Makna Jadi Seniman (bagian pertama dari dua bagian)

bessengue_cityDalam acara artist talk yang diselenggarakan segera setelah pameran di Balé Tonggoh dibuka, saya menceritakan sebuah kisah sepuluh tahun lalu, di tahun 2002, saat saya dan tiga orang teman membuat sebuah proyek seni di Douala, Kamerun, Afrika Tengah. Kisah ini saya ceritakan sebagai pembuka paparan saya tentang karya-karya saya yang dipamerkan di sana, karya-karya yang berkisah tentang tentang kecemasan dan depresi saya. Saya katakan bahwa kecemasan dan depresi ini berasal dari Afrika, 10 tahun lalu. Di Afrika saya secara intens melihat dari dekat, merasakan dan memahami sedikit makna penderitaan.

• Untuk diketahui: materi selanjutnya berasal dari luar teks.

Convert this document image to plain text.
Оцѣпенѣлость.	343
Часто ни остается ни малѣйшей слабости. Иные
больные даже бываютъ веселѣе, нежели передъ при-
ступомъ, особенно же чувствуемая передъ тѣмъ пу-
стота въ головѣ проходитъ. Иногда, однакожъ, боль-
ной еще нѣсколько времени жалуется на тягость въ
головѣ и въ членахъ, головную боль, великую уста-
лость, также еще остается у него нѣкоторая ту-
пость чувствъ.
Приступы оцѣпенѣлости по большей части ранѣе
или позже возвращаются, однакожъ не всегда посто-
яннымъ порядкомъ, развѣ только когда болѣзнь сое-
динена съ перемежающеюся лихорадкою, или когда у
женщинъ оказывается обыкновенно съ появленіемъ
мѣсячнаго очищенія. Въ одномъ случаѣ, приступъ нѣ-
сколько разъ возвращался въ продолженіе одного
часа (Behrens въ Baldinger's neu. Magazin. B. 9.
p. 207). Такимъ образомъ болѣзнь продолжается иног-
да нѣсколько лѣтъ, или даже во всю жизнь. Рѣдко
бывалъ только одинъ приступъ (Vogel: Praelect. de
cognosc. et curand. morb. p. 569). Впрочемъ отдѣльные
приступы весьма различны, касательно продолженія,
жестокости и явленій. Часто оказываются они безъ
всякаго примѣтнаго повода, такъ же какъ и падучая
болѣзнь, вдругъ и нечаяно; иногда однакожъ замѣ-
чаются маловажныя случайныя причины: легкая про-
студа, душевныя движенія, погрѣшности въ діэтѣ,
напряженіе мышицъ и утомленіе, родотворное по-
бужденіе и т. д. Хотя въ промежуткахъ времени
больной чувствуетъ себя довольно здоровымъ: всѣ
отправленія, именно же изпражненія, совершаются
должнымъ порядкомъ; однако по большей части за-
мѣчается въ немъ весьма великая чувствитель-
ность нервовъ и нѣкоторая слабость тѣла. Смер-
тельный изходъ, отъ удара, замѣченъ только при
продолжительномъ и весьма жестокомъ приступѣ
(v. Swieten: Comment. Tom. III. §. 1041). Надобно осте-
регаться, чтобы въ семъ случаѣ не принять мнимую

Douala adalah kota bisnis sementara Yaounde, ibukota Kamerun, adalah kota pemerintahan, berjarak sekitar 240 km di timur. Walaupun disebut ‘kota bisnis’ keadaan Douala sangat memprihatinkan. Kamerun, seperti banyak negara di Afrika, memiliki alam yang indah, tapi Douala diselimuti kemiskinan dan kekacauan. Di tengah kota tak ada pemandangan yang indah dipandang mata. Bila ada tembok pasti berlumut, bila ada struktur logam pasti berkarat, jalan-jalan kota dipenuhi lubang raksasa yang menganga, pasar tradisional berisi kumpulan sayur-mayur yang ditaruh begitu saja di tanah, berkubang lumpur dan sangat kotor. Kota ini sangat jorok, lalu lintasnya kacau balau. Kota ini merupakan basis oposisi dan sudah sejak 30 tahun lalu dianaktirikan dan terbengkalai. Hanya beberapa tahun sebelum kami datang, konflik kekerasan terjadi di Kamerun dan orang tidak bisa keluar rumah setelah gelap karena alasan keamanan.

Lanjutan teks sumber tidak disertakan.